ICER has previously reviewed treatments for multiple sclerosis, high cholesterol, cancer and other high-profile diseases, drawing the ire of pharmaceutical companies for routinely arguing drugs are priced too high.
In the past, a number of drugmakers and industry groups have gone after the institute directly, attacking its approach to assessing value and claiming the it is beholden to insurers. ICER has pushed back on these charges, but did take steps to update its assessment framework.
There are signs, though, that ICER has become an important contributor in the debate over how to decide whether a drug is worth the cost. In June, for example, the Department of Veterans Affairs in-house pharmacy benefit manager announced it would use the institute's drug assessment reports as part of its drug evaluations.

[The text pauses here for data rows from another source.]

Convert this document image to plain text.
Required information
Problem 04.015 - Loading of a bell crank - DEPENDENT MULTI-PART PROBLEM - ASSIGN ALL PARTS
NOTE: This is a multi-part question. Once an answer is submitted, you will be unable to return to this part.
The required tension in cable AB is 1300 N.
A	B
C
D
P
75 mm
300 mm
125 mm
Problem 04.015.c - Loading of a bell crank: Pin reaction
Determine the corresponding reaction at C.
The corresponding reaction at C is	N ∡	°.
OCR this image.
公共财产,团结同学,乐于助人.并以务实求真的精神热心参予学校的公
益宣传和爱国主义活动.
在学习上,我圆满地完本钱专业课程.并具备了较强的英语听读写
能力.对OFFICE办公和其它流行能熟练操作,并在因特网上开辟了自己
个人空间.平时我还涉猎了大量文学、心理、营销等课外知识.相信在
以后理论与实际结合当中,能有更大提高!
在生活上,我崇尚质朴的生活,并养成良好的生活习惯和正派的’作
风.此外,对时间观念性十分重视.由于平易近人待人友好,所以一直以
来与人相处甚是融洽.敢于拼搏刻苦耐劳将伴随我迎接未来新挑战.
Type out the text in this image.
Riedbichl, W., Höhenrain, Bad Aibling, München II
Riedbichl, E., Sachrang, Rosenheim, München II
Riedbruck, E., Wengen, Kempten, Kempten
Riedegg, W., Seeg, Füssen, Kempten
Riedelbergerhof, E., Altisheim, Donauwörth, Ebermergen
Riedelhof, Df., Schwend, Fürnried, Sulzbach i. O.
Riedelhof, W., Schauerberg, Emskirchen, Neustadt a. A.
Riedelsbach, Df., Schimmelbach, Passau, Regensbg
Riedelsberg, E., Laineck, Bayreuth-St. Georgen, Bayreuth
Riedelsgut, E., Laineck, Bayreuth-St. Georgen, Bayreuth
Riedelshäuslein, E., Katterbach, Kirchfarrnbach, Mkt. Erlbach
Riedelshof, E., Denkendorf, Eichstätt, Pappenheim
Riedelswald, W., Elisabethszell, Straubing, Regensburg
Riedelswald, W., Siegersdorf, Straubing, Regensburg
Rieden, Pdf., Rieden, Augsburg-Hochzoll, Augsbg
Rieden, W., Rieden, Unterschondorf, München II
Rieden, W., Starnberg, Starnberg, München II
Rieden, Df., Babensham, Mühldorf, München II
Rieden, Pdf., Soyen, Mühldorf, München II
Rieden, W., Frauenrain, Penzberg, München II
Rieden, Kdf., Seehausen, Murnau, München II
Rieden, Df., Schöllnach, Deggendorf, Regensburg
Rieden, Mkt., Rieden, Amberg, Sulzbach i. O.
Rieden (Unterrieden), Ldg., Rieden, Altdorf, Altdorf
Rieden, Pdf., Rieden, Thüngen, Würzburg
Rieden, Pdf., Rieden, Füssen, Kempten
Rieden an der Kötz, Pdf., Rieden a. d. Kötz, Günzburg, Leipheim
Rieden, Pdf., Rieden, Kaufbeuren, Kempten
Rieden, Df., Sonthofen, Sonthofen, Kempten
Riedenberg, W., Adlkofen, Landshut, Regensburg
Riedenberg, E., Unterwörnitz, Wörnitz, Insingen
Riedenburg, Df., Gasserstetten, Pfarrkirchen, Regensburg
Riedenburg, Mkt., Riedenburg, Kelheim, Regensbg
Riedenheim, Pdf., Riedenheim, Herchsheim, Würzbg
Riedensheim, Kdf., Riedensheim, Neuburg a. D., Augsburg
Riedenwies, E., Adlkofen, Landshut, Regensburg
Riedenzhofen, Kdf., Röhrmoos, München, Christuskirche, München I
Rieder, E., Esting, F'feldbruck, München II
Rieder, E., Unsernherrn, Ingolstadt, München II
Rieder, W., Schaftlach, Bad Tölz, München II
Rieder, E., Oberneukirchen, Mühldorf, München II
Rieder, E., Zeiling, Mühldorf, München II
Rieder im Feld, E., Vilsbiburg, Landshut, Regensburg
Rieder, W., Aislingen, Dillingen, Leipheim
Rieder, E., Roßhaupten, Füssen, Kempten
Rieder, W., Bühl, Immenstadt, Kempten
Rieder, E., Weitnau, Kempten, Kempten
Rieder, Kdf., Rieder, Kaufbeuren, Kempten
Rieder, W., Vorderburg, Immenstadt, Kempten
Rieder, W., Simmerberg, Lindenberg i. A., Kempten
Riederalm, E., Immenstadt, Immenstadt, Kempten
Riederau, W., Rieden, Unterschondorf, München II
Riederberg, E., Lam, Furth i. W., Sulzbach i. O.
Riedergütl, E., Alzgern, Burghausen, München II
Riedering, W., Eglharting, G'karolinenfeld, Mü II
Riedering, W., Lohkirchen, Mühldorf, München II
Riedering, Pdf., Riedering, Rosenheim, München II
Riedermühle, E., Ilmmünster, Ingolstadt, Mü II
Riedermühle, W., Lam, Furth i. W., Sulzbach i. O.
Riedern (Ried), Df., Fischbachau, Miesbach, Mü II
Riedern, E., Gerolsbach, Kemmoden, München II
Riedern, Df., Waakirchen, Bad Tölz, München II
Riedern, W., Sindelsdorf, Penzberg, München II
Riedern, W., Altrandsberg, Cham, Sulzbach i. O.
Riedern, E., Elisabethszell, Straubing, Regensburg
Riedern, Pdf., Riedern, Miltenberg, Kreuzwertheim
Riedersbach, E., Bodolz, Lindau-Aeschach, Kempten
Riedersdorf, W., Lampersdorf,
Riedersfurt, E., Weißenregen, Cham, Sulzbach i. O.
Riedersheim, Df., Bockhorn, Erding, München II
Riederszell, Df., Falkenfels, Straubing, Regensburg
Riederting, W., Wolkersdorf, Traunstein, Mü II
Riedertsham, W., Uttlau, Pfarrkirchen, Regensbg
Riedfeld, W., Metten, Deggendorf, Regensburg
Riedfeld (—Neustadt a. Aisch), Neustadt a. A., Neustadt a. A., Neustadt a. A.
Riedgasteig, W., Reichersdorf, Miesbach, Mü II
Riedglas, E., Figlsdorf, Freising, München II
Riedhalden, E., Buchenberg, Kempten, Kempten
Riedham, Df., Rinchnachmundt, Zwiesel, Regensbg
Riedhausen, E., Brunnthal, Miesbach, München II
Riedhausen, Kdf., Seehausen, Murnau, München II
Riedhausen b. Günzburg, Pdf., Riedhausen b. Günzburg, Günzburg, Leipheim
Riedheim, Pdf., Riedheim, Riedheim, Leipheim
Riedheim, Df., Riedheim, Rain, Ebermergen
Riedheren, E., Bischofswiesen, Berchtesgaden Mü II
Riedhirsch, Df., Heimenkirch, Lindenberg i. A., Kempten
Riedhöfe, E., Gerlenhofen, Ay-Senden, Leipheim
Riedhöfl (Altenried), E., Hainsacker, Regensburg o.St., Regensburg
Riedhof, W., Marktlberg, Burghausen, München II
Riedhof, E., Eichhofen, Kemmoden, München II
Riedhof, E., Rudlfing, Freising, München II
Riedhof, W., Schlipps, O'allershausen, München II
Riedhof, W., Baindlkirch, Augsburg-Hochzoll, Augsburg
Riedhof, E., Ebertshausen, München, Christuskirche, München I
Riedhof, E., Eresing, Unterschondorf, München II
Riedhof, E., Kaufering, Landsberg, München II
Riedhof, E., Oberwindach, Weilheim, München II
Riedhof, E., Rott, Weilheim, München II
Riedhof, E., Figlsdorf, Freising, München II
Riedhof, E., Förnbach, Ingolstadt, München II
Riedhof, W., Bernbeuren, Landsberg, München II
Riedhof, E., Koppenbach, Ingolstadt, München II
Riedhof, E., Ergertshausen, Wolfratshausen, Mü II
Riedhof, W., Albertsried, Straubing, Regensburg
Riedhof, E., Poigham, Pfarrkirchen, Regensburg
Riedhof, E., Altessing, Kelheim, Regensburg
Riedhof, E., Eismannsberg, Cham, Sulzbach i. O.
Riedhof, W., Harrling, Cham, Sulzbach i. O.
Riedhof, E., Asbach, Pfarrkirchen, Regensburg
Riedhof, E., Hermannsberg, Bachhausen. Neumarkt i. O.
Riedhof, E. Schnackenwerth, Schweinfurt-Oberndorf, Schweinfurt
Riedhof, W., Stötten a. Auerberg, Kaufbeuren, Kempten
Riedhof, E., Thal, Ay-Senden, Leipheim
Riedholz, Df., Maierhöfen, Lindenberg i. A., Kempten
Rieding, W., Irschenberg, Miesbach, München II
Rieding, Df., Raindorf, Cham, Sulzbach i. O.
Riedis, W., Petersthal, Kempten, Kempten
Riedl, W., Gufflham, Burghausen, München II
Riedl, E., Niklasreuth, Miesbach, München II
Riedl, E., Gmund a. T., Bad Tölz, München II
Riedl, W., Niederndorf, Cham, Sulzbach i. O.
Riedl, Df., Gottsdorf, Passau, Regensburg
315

"Previous funding from LJAF has allowed ICER to lead a national discussion about prescription drug pricing, and pharmaceutical companies are now beginning to reference ICER’s value-based benchmarks when launching new treatments in the U.S.," said ICER head Steven D. Pearson in a Oct. 31 statement.
"However, prices for the majority of medicines still do not reflect the clinical benefit they deliver."
In addition to reviewing more drugs, ICER plans to issue a new annual report on drug price increases that it says will help identify "unjustified price increases." Drugmakers should take note.